Purpose: : Recombinant fragments of complement factor H (CFH) spanning the region associated with risk of developing age-related macular degeneration (AMD), have been shown to differentially bind glycosaminoglycans (GAGs). These results raise the possibility that susceptibility to AMD may involve interaction of CFH-GAG on Bruch’s membrane. We investigated whether the native full-length disease-linked allotypic variant of CFH --namely V62/H402-- interacted with GAGs found in human Bruch’s membrane/choroid tissue, in such a way as to alter its functional role.

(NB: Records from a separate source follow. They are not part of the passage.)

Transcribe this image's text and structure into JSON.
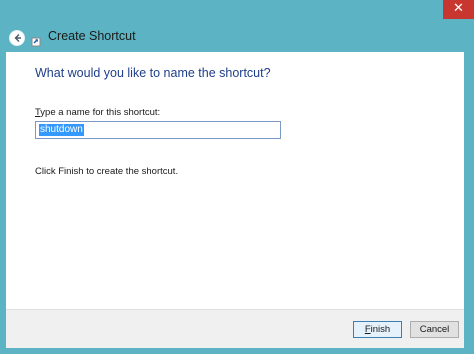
{
  "window": {
    "close_glyph": "✕"
  },
  "header": {
    "title": "Create Shortcut",
    "back_icon": "back-arrow-icon",
    "app_icon": "shortcut-icon"
  },
  "main": {
    "heading": "What would you like to name the shortcut?",
    "field_label_prefix": "T",
    "field_label_rest": "ype a name for this shortcut:",
    "input_value": "shutdown",
    "info_text": "Click Finish to create the shortcut."
  },
  "footer": {
    "finish_prefix": "F",
    "finish_rest": "inish",
    "cancel_label": "Cancel"
  },
  "colors": {
    "frame": "#5bb3c3",
    "heading": "#1f3f8a",
    "selection": "#3399ff",
    "close": "#c7372f"
  }
}
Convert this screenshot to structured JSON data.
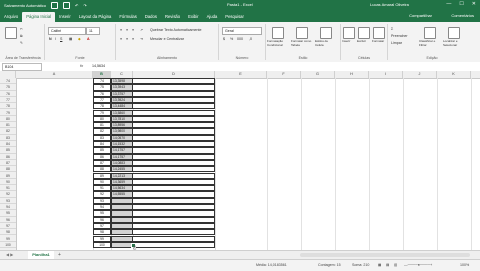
{
  "window": {
    "autosave_label": "Salvamento Automático",
    "title": "Pasta1 - Excel",
    "user": "Lucas Amaral Oliveira",
    "minimize": "—",
    "maximize": "☐",
    "close": "✕"
  },
  "tabs": [
    "Arquivo",
    "Página Inicial",
    "Inserir",
    "Layout da Página",
    "Fórmulas",
    "Dados",
    "Revisão",
    "Exibir",
    "Ajuda",
    "Pesquisar"
  ],
  "active_tab": "Página Inicial",
  "share_label": "Compartilhar",
  "comments_label": "Comentários",
  "ribbon": {
    "clipboard_label": "Área de Transferência",
    "font_name": "Calibri",
    "font_size": "11",
    "font_label": "Fonte",
    "wrap_text": "Quebrar Texto Automaticamente",
    "merge_center": "Mesclar e Centralizar",
    "alignment_label": "Alinhamento",
    "number_format": "Geral",
    "number_label": "Número",
    "conditional_format": "Formatação Condicional",
    "format_as_table": "Formatar como Tabela",
    "cell_styles": "Estilos de Célula",
    "styles_label": "Estilo",
    "insert": "Inserir",
    "delete": "Excluir",
    "format": "Formatar",
    "cells_label": "Células",
    "sum": "Σ",
    "fill": "Preencher",
    "clear": "Limpar",
    "sort_filter": "Classificar e Filtrar",
    "find_select": "Localizar e Selecionar",
    "editing_label": "Edição"
  },
  "formula_bar": {
    "name_box": "B104",
    "fx": "fx",
    "value": "14,5634"
  },
  "columns": [
    "A",
    "B",
    "C",
    "D",
    "E",
    "F",
    "G",
    "H",
    "I",
    "J",
    "K",
    "L",
    "M",
    "N"
  ],
  "rows": [
    {
      "num": "74",
      "a": "74",
      "b": "13,3598"
    },
    {
      "num": "75",
      "a": "75",
      "b": "13,3943"
    },
    {
      "num": "76",
      "a": "76",
      "b": "13,3757"
    },
    {
      "num": "77",
      "a": "77",
      "b": "13,3924"
    },
    {
      "num": "78",
      "a": "78",
      "b": "13,4484"
    },
    {
      "num": "79",
      "a": "79",
      "b": "13,5860"
    },
    {
      "num": "80",
      "a": "80",
      "b": "13,7810"
    },
    {
      "num": "81",
      "a": "81",
      "b": "13,8956"
    },
    {
      "num": "82",
      "a": "82",
      "b": "13,9800"
    },
    {
      "num": "83",
      "a": "83",
      "b": "14,0570"
    },
    {
      "num": "84",
      "a": "84",
      "b": "14,1532"
    },
    {
      "num": "85",
      "a": "85",
      "b": "14,1757"
    },
    {
      "num": "86",
      "a": "86",
      "b": "14,1757"
    },
    {
      "num": "87",
      "a": "87",
      "b": "14,0883"
    },
    {
      "num": "88",
      "a": "88",
      "b": "14,2455"
    },
    {
      "num": "89",
      "a": "89",
      "b": "14,2213"
    },
    {
      "num": "90",
      "a": "90",
      "b": "14,3659"
    },
    {
      "num": "91",
      "a": "91",
      "b": "14,5634"
    },
    {
      "num": "92",
      "a": "92",
      "b": "14,5555"
    },
    {
      "num": "93",
      "a": "93",
      "b": ""
    },
    {
      "num": "94",
      "a": "94",
      "b": ""
    },
    {
      "num": "95",
      "a": "95",
      "b": ""
    },
    {
      "num": "96",
      "a": "96",
      "b": ""
    },
    {
      "num": "97",
      "a": "97",
      "b": ""
    },
    {
      "num": "98",
      "a": "98",
      "b": ""
    },
    {
      "num": "99",
      "a": "99",
      "b": ""
    },
    {
      "num": "100",
      "a": "100",
      "b": ""
    }
  ],
  "sheet_tab": "Planilha1",
  "new_sheet": "+",
  "status": {
    "average": "Média: 14,0183561",
    "count": "Contagem: 15",
    "sum": "Soma: 210",
    "zoom": "100%"
  }
}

Methods: : Factor H was purified from plasma from individuals homozygous for the double variants: I62/Y402, V62/Y402 and V62/H402. The rate of proteolytic cleavage of C3b to iC3b by CFH and complement factor I (CFI) was measured when Bruch’s membrane/choroid tissue was introduced to the assay. The interaction of heparan sulfate with other complement components was also studied using hemolysis assays and a C3 convertase assay.

Results: : Human Bruch’s membrane/choroid tissue increases the rate of proteolytic cleavage of C3b to iC3b in the presence of CFH and CFI but there was not a statistically significant difference between the rate increase measured using different allotypic variants (V62/H402, V62/Y402, and I62/Y402) of CFH. The cleavage of factor B to Bb, in the presence of C3 and factor D, and the subsequent cleavage of C3 to C3b was shown to be inhibited in the presence of heparan sulfate and heparan sulfate inhibited the alternative pathway of complement when measured using a hemolysis assay.